Element5 Digital - Unsplash
2017-09-26
Boa Sorte para todos e sempre teremos os fins de semana para apanhar o ar de que precisamos

O novo ano letivo já começou, e pergunto-me qual é a percentagem de crianças, jovens e adultos que estariam com Saudades de voltar às escolas?

 

Arrisco de que o resultado seria negativo e a maioria teria vontade de alongar mais tempo o Verão (começando pelos professores).

 

As aulas voltam a estar cheias de crianças gritando, saltando, brincando e até chorando. Existe sempre alguma criança que nestes primeiros dias chora à entrada da escola abraçada efusivamente à sua Mamã como se não existisse amanhã!

 

Crianças caloiras que passam pelo período de adaptação escolar que começa pelo choro e vai até ao mijo nas calças novas que a mãezinha comprou para o dia da rentrée escolar.

 

As crianças mais “veteranas” até têm maior vontade de regressar à escola para estar com os amigos que ao longo do verão não viram. Mas, mais tarde, quando as tarefas, os trabalhos de casa e as obrigações se multiplicam, começam a ficar cansadas e, consequentemente, perdem o gosto pela escola.

 

Também existem aquelas crianças que no ano anterior tiveram uma má experiência escolar e o regresso às aulas é como uma escalada no Everest.

 

Ou aquele aluno que não teve uma boa relação com o professor de Matemática e confirma que terá de levar com ele durante mais um ano.

 

É frequente também, nestes inícios letivos, a falta de professores em algumas disciplinas devido ao caos organizativo do Ministério da Educação o qual sempre começa chumbando o ano, perante a resignação dos papás e o regozijo das criancinhas que têm mais uma hora para brincar ou, pelo menos, para ir para à Biblioteca tirar o pó aos livros que por lá habitam.

 

Após as férias é comum aparecer a síndrome “postférias”. Seja o confronto com o trabalho, seja o regresso à escola, os sintomas são o cansaço e a falta de força para o dia, transtornos alimentares, estado de ânimo triste; o mais comum nas crianças costuma ser fingir de manhã que está doente para evitar ir à escola, (confesso que esta artimanha usei variadas vezes até que a minha mãe topava que a “enfermidade” passava subitamente assim que eu descobria que não ia para a sala de aulas, voltando a aparecer na manhã seguinte).

 

O período de adaptação à escola, após as férias, pode durar entre dois dias a três semanas.

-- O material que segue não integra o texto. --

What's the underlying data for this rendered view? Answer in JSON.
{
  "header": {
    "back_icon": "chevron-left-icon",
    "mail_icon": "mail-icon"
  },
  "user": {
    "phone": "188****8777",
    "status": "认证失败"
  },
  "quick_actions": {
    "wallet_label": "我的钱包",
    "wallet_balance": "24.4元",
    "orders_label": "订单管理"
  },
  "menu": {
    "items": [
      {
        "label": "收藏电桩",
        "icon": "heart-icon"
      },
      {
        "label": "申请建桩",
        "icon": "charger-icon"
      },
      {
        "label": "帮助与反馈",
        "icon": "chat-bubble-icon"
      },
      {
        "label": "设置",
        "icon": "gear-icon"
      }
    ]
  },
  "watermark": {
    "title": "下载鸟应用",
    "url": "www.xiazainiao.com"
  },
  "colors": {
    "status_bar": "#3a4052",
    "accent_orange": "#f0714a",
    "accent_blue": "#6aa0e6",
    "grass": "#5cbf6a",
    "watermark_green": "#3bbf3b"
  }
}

Normalmente na quarta semana vai-se assumindo a obrigação de ir às aulas, agarrando-se ao conforto dos fins de semana e às vindouras férias de Natal.

 

Aquele período não é só das crianças. É também dos adultos pois nos sentimos alterados perante a adaptação à nova rotina. Sendo assim temos que tentar que o nosso estado altere o mínimo possível perante o nosso pequeno pois a criança é consciente deste estado de mudança.

 

Sinto que também é importante que, como pais, tentemos criar um sentimento positivo relativamente à escola onde, embora seja uma obrigação, existem motivos para que haja momentos divertidos, seja o reencontro com os colegas, a mudança de professores, as atividades de enriquecimento escolar ou os primeiros namoricos!

 

Devemos também mostrar algum interesse em saber como vão as coisas na escola mas sem que isso pareça um interrogatório caso contrário os nossos filhos ficarão fartos de nós.

 

A comunicação na família é a base duma estabilidade emocional.

 

Também é importante explicar aos nossos filhos o trabalho importante e difícil que os professores têm ao lidar dia após dia com diferentes turmas, e fazer cumprir um programa por dar, por isso quanto mais lhes forem facilitadas aquelas tarefas muito melhor e mais leve será o ano e, por favor, não obriguem os vossos filhos a ter resultados excelentes pois isso é acrescentar pressão num sistema educativo que, por si só, já pressiona todos (pais, crianças, professores). Pode demorar até que as coisas mudem enquanto copiamos outros sistemas com melhores resultados, como o Finlandês, por exemplo.

 

Boa Sorte para todos e sempre teremos os fins de semana para apanhar o ar de que precisamos para o resto da semana e a lembrança das nossas férias com a certeza de que o verão há de voltar, volver, come back!